Why does my RAG system only return partial table data from PDFs instead of complete records?

omarR_85 · August 14, 2025, 12:45am

I’m building a document search system using LangChain and OpenAI that lets people ask questions about PDF files. The problem I’m facing is with tables inside these PDFs. When someone asks about table information, the AI only shows the first few rows instead of the complete data. For example, if there’s a table with 100+ rows and I ask for all the data, I only get around 20 rows back.

I need help figuring out how to make the system return complete table information from PDF documents. Here’s my current implementation:

class DocumentSearcher():
    def __init__(self):
        self.api_key = os.getenv('OPENAI_API_KEY')
    
    def fetch_directory_files(self, directory_path):
        file_list = [os.path.join(directory_path, filename) for filename in os.listdir(directory_path) 
                    if os.path.isfile(os.path.join(directory_path, filename))]
        return file_list

    def extract_document_content(self, document_path):
        file_loader = TextLoader(document_path, encoding='utf8')
        documents = file_loader.load()
        return documents
    
    def build_search_chain(self, processed_folder):
        
        document_files = self.fetch_directory_files(processed_folder)
        
        combined_documents = []
        for doc_file in document_files:
            content = self.extract_document_content(doc_file)
            combined_documents.append(content[0])
        
        document_texts = [document.page_content for document in combined_documents]
        splitter = RecursiveCharacterTextSplitter(
            chunk_size = 6200,
            chunk_overlap = 400,
            length_function = len
        )
        
        text_chunks = splitter.create_documents(document_texts)
        
        vector_embeddings = OpenAIEmbeddings()
        
        vector_store = Chroma.from_documents(text_chunks, vector_embeddings)

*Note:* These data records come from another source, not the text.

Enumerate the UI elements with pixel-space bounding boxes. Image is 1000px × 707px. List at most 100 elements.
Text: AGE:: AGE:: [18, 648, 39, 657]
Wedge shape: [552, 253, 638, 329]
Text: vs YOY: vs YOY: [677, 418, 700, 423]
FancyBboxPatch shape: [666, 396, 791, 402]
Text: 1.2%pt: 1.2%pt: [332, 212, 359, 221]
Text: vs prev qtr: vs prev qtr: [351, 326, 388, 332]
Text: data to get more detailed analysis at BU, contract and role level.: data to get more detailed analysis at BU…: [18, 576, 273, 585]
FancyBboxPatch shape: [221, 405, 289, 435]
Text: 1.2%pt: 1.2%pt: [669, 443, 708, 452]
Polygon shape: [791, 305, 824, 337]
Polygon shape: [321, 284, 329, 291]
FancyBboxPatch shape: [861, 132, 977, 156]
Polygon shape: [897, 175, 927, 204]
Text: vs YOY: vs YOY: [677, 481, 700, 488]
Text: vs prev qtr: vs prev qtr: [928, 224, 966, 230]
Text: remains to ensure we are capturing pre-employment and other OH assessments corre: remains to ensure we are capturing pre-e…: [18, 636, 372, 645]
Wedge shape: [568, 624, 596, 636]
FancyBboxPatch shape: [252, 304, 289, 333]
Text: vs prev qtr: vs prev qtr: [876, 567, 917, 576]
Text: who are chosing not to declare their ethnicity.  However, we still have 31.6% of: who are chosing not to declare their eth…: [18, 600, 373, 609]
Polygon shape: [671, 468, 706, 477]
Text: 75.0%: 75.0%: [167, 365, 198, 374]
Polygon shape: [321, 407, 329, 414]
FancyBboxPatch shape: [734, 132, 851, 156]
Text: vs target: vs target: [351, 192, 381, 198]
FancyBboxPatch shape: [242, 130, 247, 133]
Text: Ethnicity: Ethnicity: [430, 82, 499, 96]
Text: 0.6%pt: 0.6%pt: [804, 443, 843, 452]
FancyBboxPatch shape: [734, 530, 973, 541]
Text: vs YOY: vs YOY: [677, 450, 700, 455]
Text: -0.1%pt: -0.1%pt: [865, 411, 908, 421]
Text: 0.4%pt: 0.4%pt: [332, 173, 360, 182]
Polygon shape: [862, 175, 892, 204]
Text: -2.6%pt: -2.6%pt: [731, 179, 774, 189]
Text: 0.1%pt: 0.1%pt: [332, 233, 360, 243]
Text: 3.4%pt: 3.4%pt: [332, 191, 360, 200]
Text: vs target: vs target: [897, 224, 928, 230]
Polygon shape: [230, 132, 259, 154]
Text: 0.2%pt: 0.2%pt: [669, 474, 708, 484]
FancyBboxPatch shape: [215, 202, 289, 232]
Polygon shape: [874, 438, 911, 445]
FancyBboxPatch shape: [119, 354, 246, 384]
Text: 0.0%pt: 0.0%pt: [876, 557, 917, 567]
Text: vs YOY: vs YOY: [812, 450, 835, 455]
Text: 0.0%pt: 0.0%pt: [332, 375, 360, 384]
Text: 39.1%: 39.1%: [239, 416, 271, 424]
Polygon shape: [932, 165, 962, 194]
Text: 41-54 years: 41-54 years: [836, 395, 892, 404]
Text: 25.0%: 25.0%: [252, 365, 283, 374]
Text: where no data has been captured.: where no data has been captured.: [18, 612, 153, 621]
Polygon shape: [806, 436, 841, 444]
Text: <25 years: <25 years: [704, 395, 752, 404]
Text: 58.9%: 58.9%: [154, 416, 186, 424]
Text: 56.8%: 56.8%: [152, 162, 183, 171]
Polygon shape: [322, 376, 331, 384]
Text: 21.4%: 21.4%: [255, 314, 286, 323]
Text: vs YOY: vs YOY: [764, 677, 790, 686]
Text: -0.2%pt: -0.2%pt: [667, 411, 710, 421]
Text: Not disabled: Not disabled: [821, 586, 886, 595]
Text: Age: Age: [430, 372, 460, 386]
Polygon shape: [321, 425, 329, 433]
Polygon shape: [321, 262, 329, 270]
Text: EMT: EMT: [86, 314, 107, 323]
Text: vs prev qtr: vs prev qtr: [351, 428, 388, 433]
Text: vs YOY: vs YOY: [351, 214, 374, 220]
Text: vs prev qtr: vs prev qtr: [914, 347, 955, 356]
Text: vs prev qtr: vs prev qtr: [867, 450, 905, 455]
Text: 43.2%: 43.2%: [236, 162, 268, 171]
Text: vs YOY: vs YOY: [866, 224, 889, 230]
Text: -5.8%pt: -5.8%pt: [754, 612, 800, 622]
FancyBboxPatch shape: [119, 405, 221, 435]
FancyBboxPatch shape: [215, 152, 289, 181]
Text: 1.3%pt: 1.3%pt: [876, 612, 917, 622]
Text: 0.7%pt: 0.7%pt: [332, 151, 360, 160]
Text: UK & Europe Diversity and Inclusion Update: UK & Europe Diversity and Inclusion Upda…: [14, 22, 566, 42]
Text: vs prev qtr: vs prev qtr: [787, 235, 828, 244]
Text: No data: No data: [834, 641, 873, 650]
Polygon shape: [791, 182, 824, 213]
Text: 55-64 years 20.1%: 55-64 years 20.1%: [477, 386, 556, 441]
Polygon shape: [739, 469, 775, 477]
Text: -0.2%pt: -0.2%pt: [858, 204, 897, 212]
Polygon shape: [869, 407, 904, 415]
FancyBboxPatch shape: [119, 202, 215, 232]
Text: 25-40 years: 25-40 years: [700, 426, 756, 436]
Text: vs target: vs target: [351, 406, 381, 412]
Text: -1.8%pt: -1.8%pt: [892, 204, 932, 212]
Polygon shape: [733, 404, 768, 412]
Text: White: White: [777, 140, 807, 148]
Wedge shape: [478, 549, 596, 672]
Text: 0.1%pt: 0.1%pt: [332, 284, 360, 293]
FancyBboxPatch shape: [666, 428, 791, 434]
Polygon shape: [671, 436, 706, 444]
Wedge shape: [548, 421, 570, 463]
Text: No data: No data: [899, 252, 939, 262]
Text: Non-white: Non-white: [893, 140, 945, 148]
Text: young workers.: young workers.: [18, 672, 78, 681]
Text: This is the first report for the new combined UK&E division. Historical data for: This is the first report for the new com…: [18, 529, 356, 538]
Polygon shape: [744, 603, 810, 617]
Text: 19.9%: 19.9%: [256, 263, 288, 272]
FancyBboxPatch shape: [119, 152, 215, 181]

        search_chain = ConversationalRetrievalChain.from_llm(ChatOpenAI(temperature=0.3), 
                                                            retriever=
                                                            vector_store.as_retriever(search_kwargs={"k": 3}),
                                                            return_source_documents=True)
        return search_chain
    
    def process_user_query(self, user_question, conversation_history, processed_folder):
        chain = self.build_search_chain(processed_folder)
        
        response = chain({"question": user_question, "chat_history": conversation_history}, return_only_outputs=True)
        response['question'] = user_question
        response['chat_history'] = conversation_history
        return response

I’ve tried adjusting different settings but the responses haven’t improved. What approach would work better for getting complete table data from PDFs?

Laura219 · August 22, 2025, 5:03pm

your chunking strategy is splitting tables across multiple chunks. try using a dedicated pdf parser like pdfplumber or tabula-py to extract tables separately, then store each complete table as one chunk instead of breaking them up. also increase your k value in the retriever to pull back more relevant chunks.